Arbitration is a big part of dispute resolution with matters involving maritime law. Maybe it’s the fact that the marine sector has its unique elements, such as salvage law, that lends itself to specialized arbitrators who deal with such issues on a daily basis. It’s not that there’s a shortage of maritime disputes to keep the dockets of federal district courts full, from cruise ship accidents to commercial fishing vessel collisions. But arbitration is a commonly used forum in the maritime community.
Arbitration is part of the broader family of tools that fall under alternate dispute resolution, or ADR. Arbitration has a close cousin, mediation, which we see in matrimonial disputes and labor law disputes. Unlike mediation, which can often be more advisory in its nature, the arbitration process is binding. That means an arbitrator’s decision carries the same weight as a court decision.
Why is it that arbitration is commonly used as a forum? One reason is that the process is sometimes mandatory. Contracts could include provisions where arbitration is slated from the start as a means of handling disputes. We see this in employment contracts for commercial mariners.
These contracts could be intimidating because the prospective employee waives their rights to a trial by agreeing to the arbitration clause. But it isn’t a decision to pain over much. It’s more of a “take it or leave it” decision. It comes down to signing the contract with an arbitration clause if you want the job, or not taking the job if you aren’t willing to submit to arbitration as a forum for employment grievances.

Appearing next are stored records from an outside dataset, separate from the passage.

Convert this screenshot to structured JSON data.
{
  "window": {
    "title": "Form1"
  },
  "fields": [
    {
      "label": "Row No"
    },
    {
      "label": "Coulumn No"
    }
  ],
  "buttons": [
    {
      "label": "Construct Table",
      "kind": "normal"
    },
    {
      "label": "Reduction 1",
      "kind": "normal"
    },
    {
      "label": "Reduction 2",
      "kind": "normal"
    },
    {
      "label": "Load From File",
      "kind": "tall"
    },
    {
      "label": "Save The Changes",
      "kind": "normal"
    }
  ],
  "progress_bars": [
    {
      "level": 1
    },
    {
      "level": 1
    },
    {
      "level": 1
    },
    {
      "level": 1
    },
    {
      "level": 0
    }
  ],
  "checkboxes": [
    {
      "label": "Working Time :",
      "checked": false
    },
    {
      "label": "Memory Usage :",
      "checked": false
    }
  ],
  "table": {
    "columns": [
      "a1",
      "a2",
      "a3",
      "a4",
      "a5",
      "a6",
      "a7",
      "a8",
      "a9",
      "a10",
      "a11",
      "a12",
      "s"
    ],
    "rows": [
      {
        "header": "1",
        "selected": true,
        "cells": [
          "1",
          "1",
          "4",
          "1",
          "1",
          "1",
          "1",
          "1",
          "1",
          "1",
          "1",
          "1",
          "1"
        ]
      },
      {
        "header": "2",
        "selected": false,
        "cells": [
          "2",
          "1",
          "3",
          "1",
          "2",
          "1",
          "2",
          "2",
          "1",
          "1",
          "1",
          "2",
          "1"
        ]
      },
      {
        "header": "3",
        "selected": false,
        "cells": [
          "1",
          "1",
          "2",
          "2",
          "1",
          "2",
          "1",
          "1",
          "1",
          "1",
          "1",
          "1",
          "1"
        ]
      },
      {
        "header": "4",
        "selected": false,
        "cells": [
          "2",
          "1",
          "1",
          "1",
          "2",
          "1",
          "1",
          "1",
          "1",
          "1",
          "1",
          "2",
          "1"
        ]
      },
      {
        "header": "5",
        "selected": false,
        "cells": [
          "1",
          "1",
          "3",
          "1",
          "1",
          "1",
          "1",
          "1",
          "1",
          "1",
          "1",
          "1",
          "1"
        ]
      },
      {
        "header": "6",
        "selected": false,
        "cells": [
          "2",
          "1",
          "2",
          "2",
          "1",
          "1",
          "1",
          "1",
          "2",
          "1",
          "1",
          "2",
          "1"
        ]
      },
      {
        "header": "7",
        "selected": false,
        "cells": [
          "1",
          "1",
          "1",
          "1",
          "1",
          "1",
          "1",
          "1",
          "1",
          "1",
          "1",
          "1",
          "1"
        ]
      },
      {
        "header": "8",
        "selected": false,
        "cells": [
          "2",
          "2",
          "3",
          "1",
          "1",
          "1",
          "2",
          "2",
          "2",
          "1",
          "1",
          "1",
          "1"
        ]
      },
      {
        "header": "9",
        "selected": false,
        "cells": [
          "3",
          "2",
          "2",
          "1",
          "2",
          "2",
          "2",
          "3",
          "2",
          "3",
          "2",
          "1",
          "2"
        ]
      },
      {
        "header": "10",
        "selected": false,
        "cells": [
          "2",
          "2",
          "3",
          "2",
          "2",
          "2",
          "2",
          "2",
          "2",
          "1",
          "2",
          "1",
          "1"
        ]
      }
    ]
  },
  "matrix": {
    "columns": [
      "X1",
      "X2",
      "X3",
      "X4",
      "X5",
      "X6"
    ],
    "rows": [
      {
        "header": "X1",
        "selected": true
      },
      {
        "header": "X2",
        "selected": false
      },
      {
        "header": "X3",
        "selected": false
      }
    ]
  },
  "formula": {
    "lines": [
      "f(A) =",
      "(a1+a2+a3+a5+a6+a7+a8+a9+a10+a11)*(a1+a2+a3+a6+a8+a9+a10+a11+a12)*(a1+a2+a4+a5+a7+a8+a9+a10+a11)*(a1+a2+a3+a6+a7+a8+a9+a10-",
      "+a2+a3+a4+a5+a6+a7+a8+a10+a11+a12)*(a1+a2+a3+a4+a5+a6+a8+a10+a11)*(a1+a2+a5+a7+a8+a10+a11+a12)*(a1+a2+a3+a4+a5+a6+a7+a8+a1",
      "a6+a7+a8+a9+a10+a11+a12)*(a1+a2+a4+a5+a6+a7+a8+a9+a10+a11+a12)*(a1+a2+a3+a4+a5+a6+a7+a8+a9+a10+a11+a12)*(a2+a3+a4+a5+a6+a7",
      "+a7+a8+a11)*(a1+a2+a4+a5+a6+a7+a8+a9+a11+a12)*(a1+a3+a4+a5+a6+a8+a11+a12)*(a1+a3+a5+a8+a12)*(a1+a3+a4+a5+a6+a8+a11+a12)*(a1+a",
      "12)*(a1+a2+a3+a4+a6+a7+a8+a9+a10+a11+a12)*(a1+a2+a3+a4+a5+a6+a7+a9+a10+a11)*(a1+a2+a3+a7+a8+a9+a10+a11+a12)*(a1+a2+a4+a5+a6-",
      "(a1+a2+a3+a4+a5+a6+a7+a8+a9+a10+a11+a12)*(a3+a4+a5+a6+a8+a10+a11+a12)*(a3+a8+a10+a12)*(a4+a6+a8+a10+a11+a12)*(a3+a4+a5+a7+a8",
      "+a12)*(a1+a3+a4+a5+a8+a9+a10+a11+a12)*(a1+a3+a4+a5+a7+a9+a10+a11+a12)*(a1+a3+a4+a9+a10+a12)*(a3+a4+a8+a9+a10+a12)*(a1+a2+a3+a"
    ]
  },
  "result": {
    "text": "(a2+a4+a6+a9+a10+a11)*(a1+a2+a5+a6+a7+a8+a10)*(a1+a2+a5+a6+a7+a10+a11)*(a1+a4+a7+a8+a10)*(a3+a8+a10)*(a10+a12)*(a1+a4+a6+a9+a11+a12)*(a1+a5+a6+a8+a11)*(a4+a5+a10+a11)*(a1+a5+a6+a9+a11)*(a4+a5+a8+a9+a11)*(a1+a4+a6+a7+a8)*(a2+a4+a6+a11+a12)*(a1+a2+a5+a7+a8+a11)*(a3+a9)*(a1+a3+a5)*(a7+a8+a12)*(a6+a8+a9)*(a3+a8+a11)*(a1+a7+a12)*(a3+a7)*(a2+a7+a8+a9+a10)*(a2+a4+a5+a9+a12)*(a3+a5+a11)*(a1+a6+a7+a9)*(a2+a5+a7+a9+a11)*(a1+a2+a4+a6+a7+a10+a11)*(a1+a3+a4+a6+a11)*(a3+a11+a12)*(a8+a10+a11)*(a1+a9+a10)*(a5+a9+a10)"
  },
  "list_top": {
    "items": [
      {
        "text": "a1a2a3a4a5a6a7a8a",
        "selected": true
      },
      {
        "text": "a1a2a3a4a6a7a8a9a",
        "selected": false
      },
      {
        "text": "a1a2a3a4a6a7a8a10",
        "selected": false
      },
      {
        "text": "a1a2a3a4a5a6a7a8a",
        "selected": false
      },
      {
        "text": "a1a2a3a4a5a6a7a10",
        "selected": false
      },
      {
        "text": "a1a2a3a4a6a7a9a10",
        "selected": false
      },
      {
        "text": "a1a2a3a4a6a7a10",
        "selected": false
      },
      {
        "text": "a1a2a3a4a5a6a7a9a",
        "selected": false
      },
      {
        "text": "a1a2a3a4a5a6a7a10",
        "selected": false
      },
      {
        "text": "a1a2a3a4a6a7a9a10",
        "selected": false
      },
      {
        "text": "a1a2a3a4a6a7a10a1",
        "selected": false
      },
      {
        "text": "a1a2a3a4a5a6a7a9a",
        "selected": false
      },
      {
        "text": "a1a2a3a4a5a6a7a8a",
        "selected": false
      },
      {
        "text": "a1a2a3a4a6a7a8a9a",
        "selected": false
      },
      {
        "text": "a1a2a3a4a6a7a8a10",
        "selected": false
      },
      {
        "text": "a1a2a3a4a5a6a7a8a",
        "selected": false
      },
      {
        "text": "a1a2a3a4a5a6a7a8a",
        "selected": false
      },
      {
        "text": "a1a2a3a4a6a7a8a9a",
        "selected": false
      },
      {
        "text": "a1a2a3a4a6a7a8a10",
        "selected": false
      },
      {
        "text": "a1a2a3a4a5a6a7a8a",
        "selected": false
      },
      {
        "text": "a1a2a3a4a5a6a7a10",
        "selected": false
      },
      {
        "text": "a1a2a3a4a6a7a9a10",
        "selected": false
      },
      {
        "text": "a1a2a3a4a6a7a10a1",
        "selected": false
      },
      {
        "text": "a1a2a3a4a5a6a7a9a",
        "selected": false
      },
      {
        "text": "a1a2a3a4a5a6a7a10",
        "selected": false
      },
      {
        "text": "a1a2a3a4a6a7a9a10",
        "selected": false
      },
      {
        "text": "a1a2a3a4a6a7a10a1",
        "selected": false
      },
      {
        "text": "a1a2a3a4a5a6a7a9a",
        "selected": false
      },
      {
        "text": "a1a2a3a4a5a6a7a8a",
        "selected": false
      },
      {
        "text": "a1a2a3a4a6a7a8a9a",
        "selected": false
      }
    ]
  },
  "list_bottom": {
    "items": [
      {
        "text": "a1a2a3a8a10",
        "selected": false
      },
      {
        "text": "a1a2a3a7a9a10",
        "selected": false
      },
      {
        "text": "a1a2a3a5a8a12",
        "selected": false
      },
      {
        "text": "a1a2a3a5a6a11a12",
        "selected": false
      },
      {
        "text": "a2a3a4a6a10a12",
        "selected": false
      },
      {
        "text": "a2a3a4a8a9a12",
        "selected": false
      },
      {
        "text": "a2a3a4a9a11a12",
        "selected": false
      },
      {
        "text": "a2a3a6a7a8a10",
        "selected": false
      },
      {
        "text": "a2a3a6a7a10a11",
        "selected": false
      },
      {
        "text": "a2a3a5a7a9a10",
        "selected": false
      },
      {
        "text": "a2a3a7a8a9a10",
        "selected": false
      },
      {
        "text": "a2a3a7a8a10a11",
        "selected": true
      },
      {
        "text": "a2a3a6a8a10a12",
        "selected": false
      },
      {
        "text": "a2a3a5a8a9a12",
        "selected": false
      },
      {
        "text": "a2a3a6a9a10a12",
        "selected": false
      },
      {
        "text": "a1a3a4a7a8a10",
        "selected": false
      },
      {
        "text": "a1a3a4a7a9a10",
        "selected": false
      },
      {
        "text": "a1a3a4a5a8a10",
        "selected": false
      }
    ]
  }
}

Such arbitration clauses are binding. And we see them in other areas as well, such as yacht charters, cargo ship charters, vessel construction, or cargo damage. Aside from the general outlook that often favors arbitration, courts can compel, or force, arbitration upon the parties if there is any hesitancy to go ahead with the process. And federal courts interpret arbitration clauses broadly (AT&T Techs., Inc. v. Communications Workers of America, 475 U.S. 643), holding that, “any doubts concerning the scope of arbitral issues should be resolved in favor of arbitration.”
Even if not mandated by a court, there are definite advantages to the arbitration process. It is often less expensive than court. Another advantage is that it can dispose of a dispute more quickly. The discovery, or fact-finding, process can be streamlined in arbitration.
Arbitration can be every bit as thorough as a court trial, depending on how the parties prepare. But the rules are eased in some areas. The rules of the arbitration forum could be applied, which could be less restrictive than the Federal Rules of Evidence in some instances.
In addition to the rules of evidence, the rules of civil procedure could be eased in arbitration. That’s because the rules of the arbitration forum could be more streamlined than the Federal Rules of Civil Procedure in federal court or civil practice rules for state court proceedings.
The arbitration process can be more private than a court proceeding. It can take place in the arbitrator’s office or a conference room. While it might not take place in a public courtroom, that doesn’t mean that arbitration decisions are not published. Depending on the type of arbitration and rules, arbitration decisions can become public.
All this can result in dispute resolution that is cheaper and quicker. So what’s not to like? Well, not everyone is always thrilled about using the arbitration process. Some of those same attributes that make the process more streamlined are sometimes the very thing that one side does not want to relinquish, such as a more belabored discovery process.
Another reason why a party could favor court over arbitration is that they want the jury trial that court can provide. Additionally, it could sometimes be more straightforward to bring additional parties into a court proceeding through the rules of civil procedure. Since arbitration is not a traditional court proceeding, these rules would not avail themselves.
Similar to decisions from state courts or federal district courts, arbitration decisions can contain provisions for appeal. But appeals in arbitration can be more limited than in a court proceeding. Therefore, a party to an action might not want to restrict their appeals rights.
As with any legal proceeding, there are factors to consider in deciding whether arbitration or litigation is the best way to go for a given dispute.